Hosting our first Ninja Festival back in 1981 was one of the biggest gambles of my life.
My ninja taijutsu was a totally new phenomenon on the martial arts scene 35 years ago. Yes, a few folks claimed to be “ninjas”, but only I could present evidence of actually living in Japan as a disciple in ongoing classes in a ninja dojo. What if people just chose to call themselves ninja, but did not want to actually study authentic ninjutsu?
The ninja idea attracted a lot of wacky, tacky, and downright odd-ball people. Some fighters did not consider ninjutsu a real martial art, and put it down as merely sneaking up on others rather than face them like a man. Plenty of martial arts teachers annoyed with the massive coverage I was receiving in the 1980s pushed the idea that we were lowly skulkers while they were brave champions. What if people just did not believe in what I was teaching?

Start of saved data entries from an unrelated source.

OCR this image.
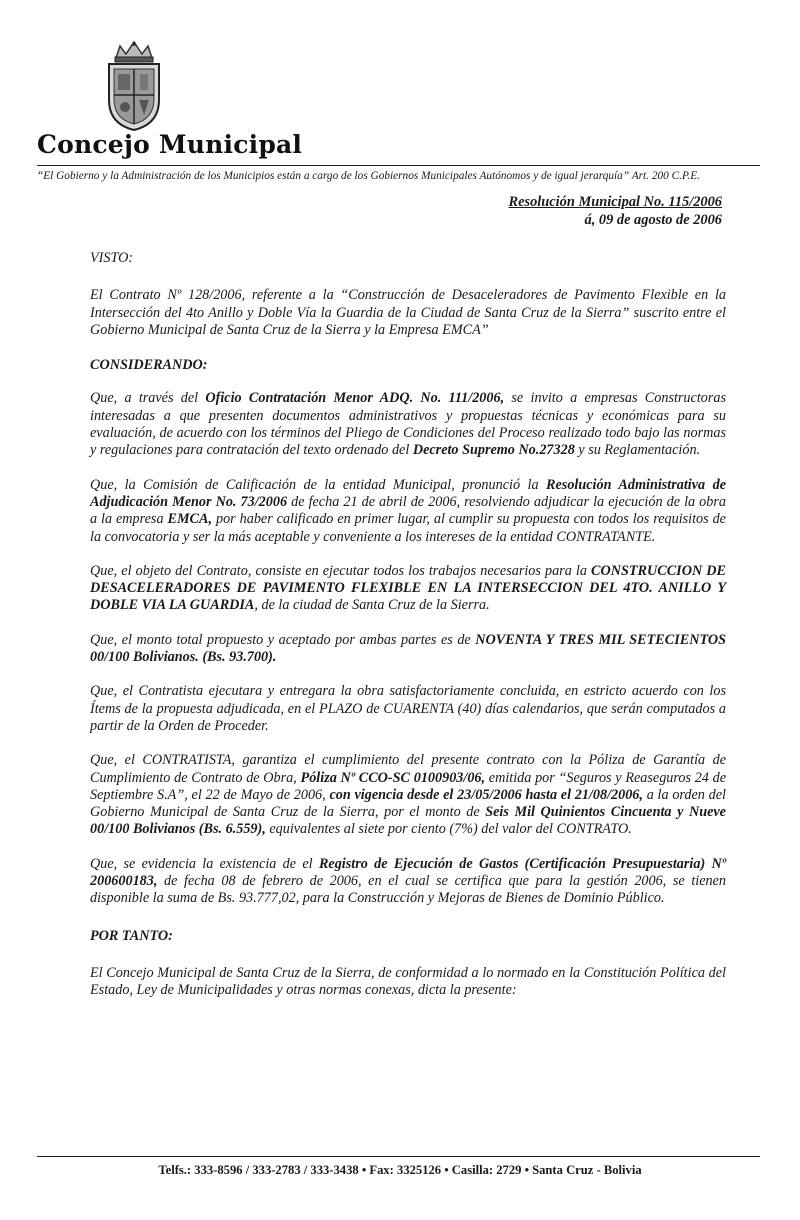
Concejo Municipal
“El Gobierno y la Administración de los Municipios están a cargo de los Gobiernos Municipales Autónomos y de igual jerarquía” Art. 200 C.P.E.
Resolución Municipal No. 115/2006
á, 09 de agosto de 2006

VISTO:

El Contrato Nº 128/2006, referente a la “Construcción de Desaceleradores de Pavimento Flexible en la Intersección del 4to Anillo y Doble Vía la Guardia de la Ciudad de Santa Cruz de la Sierra” suscrito entre el Gobierno Municipal de Santa Cruz de la Sierra y la Empresa EMCA”

CONSIDERANDO:

Que, a través del Oficio Contratación Menor ADQ. No. 111/2006, se invito a empresas Constructoras interesadas a que presenten documentos administrativos y propuestas técnicas y económicas para su evaluación, de acuerdo con los términos del Pliego de Condiciones del Proceso realizado todo bajo las normas y regulaciones para contratación del texto ordenado del Decreto Supremo No.27328 y su Reglamentación.

Que, la Comisión de Calificación de la entidad Municipal, pronunció la Resolución Administrativa de Adjudicación Menor No. 73/2006 de fecha 21 de abril de 2006, resolviendo adjudicar la ejecución de la obra a la empresa EMCA, por haber calificado en primer lugar, al cumplir su propuesta con todos los requisitos de la convocatoria y ser la más aceptable y conveniente a los intereses de la entidad CONTRATANTE.

Que, el objeto del Contrato, consiste en ejecutar todos los trabajos necesarios para la CONSTRUCCION DE DESACELERADORES DE PAVIMENTO FLEXIBLE EN LA INTERSECCION DEL 4TO. ANILLO Y DOBLE VIA LA GUARDIA, de la ciudad de Santa Cruz de la Sierra.

Que, el monto total propuesto y aceptado por ambas partes es de NOVENTA Y TRES MIL SETECIENTOS 00/100 Bolivianos. (Bs. 93.700).

Que, el Contratista ejecutara y entregara la obra satisfactoriamente concluida, en estricto acuerdo con los Ítems de la propuesta adjudicada, en el PLAZO de CUARENTA (40) días calendarios, que serán computados a partir de la Orden de Proceder.

Que, el CONTRATISTA, garantiza el cumplimiento del presente contrato con la Póliza de Garantía de Cumplimiento de Contrato de Obra, Póliza Nº CCO-SC 0100903/06, emitida por “Seguros y Reaseguros 24 de Septiembre S.A”, el 22 de Mayo de 2006, con vigencia desde el 23/05/2006 hasta el 21/08/2006, a la orden del Gobierno Municipal de Santa Cruz de la Sierra, por el monto de Seis Mil Quinientos Cincuenta y Nueve 00/100 Bolivianos (Bs. 6.559), equivalentes al siete por ciento (7%) del valor del CONTRATO.

Que, se evidencia la existencia de el Registro de Ejecución de Gastos (Certificación Presupuestaria) Nº 200600183, de fecha 08 de febrero de 2006, en el cual se certifica que para la gestión 2006, se tienen disponible la suma de Bs. 93.777,02, para la Construcción y Mejoras de Bienes de Dominio Público.

POR TANTO:

El Concejo Municipal de Santa Cruz de la Sierra, de conformidad a lo normado en la Constitución Política del Estado, Ley de Municipalidades y otras normas conexas, dicta la presente:

Telfs.: 333-8596 / 333-2783 / 333-3438 • Fax: 3325126 • Casilla: 2729 • Santa Cruz - Bolivia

In the 1980s, I had become “the” name dominating the martial arts magazines (way before the internet, blogs, Facebook, Instagram, and social media self-generated promotions). A century earlier, the fastest gun in the West was the target of every edgy kid who wanted to be the fastest gun, and so everybody figured that if you could take out Stephen K. Hayes, you would be the guy on all the magazine covers. What if dirty dangerous men showed up pretending to study, but secretly planning to hit me by surprise?
34 years later, our recent Festival had a far different flavor. Some friends have practiced ninja martial arts for decades and are now master practitioners themselves. Thousands of people study our up-dated and up-graded To-Shin Do in dojos around the world, and with friends through NinjaSelfDefense.com. We have plenty of believers who sometimes seem confused or even amused when hearing stories about the past when every day brought another demand to prove ourselves.
So my message to To-Shin Do students today is to not take this for granted! Believe in your martial art, get your friends involved, enjoy its role as part of your identity, but do not ever cease asking the pointed questions. To-Shin Do will live on as a relevant important gift only if we continue to demand that it produce real results when real people’s lives are confronted with real threat challenges.
Come to Festival 35 ready to put yourself and your art to the test. Study the lessons on NinjaSelfDefense.com with a spirit of finding reliable answers for honest difficulties that could block your path and overpower you. Make a vow to own the principles and perfect the strategies. Do not be satisfied with surface form. Hold yourself and your teachers and fellow students to the highest standard. Let’s keep the spirit of ’81 a living and motivating factor in our To-Shin Do practice no matter how long we train.